Tech giants like Microsoft and Alphabet discussed on Tuesday the popularity of their generative AI-powered products among consumers.
However, according to Reuters, investors are concerned about the escalating costs associated with developing this ever-growing technology.
Alphabet, Microsoft Shares Drop
Alphabet witnessed a 6% drop in its shares, while Microsoft experienced a 1% decline, influencing a broader downturn in heavyweight tech stocks, including Apple, Meta, and Amazon.
Both Microsoft and Alphabet disclosed significant increases in their cloud revenue for the December quarter, surpassing Wall Street's expectations.

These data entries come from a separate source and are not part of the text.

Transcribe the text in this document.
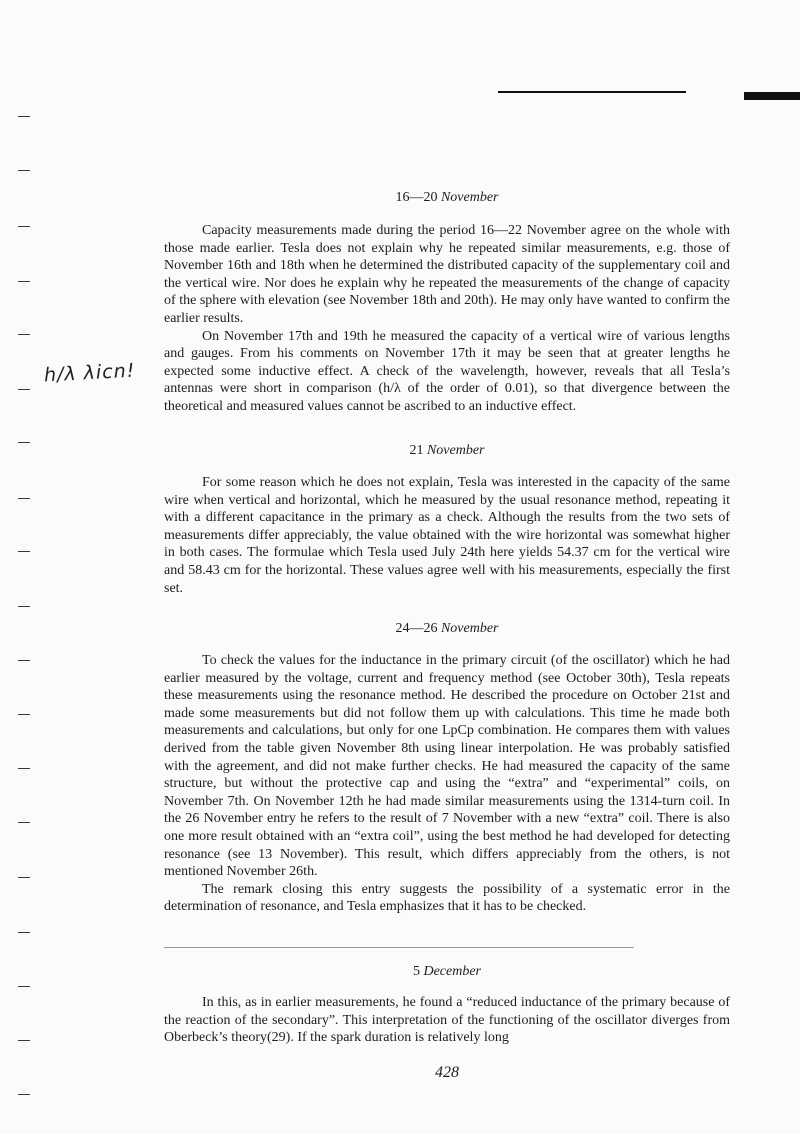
h/λ λicn!
16—20 November

Capacity measurements made during the period 16—22 November agree on the whole with those made earlier. Tesla does not explain why he repeated similar measurements, e.g. those of November 16th and 18th when he determined the distributed capacity of the supplementary coil and the vertical wire. Nor does he explain why he repeated the measurements of the change of capacity of the sphere with elevation (see November 18th and 20th). He may only have wanted to confirm the earlier results.

On November 17th and 19th he measured the capacity of a vertical wire of various lengths and gauges. From his comments on November 17th it may be seen that at greater lengths he expected some inductive effect. A check of the wavelength, however, reveals that all Tesla’s antennas were short in comparison (h/λ of the order of 0.01), so that divergence between the theoretical and measured values cannot be ascribed to an inductive effect.

21 November

For some reason which he does not explain, Tesla was interested in the capacity of the same wire when vertical and horizontal, which he measured by the usual resonance method, repeating it with a different capacitance in the primary as a check. Although the results from the two sets of measurements differ appreciably, the value obtained with the wire horizontal was somewhat higher in both cases. The formulae which Tesla used July 24th here yields 54.37 cm for the vertical wire and 58.43 cm for the horizontal. These values agree well with his measurements, especially the first set.

24—26 November

To check the values for the inductance in the primary circuit (of the oscillator) which he had earlier measured by the voltage, current and frequency method (see October 30th), Tesla repeats these measurements using the resonance method. He described the procedure on October 21st and made some measurements but did not follow them up with calculations. This time he made both measurements and calculations, but only for one LpCp combination. He compares them with values derived from the table given November 8th using linear interpolation. He was probably satisfied with the agreement, and did not make further checks. He had measured the capacity of the same structure, but without the protective cap and using the “extra” and “experimental” coils, on November 7th. On November 12th he had made similar measurements using the 1314-turn coil. In the 26 November entry he refers to the result of 7 November with a new “extra” coil. There is also one more result obtained with an “extra coil”, using the best method he had developed for detecting resonance (see 13 November). This result, which differs appreciably from the others, is not mentioned November 26th.

The remark closing this entry suggests the possibility of a systematic error in the determination of resonance, and Tesla emphasizes that it has to be checked.

5 December

In this, as in earlier measurements, he found a “reduced inductance of the primary because of the reaction of the secondary”. This interpretation of the functioning of the oscillator diverges from Oberbeck’s theory(29). If the spark duration is relatively long

428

Despite these positive outcomes, costs still surged, underscoring the heavy bets these companies make in servers, data centers, and research to stay competitive and attract new customer investments. That dampened investor expectations on AI, which drove a stock rally to record highs in recent months.
The valuation of Alphabet's shares, which experienced a 58% rise in 2023, stood at 22.26 times expected earnings. In comparison, Microsoft had a forward PE of 33.09, Meta 22.46, Amazon 42.60, and Apple 27.73.
Here's What Analysts Have to Say
Analysts noted the challenge of maintaining a high AI multiple when larger cloud players achieve faster growth with bigger revenues.
Gene Munster, a managing partner at Deepwater Asset Management, expressed the investor desire for more significant contributions from AI. He noted that while Microsoft's AI efforts are still in the early stages, there is an indication of an uptick.
The decline in Alphabet and Microsoft's stock values was poised to erase approximately $66 billion and $38 billion, respectively, from the companies' market capitalization.
Additionally, chipmaker AMD experienced a 3% fall in its shares. Analysts had initially anticipated AI chip sales ranging from $4 billion to $8 billion, and this adjustment influenced the stock's valuation.
Alphabet's capital expenditure for the reported quarter surged by 45% to $11 billion, with the company's Chief Financial Officer Ruth Porat indicating that spending would be higher in the upcoming year compared to 2023.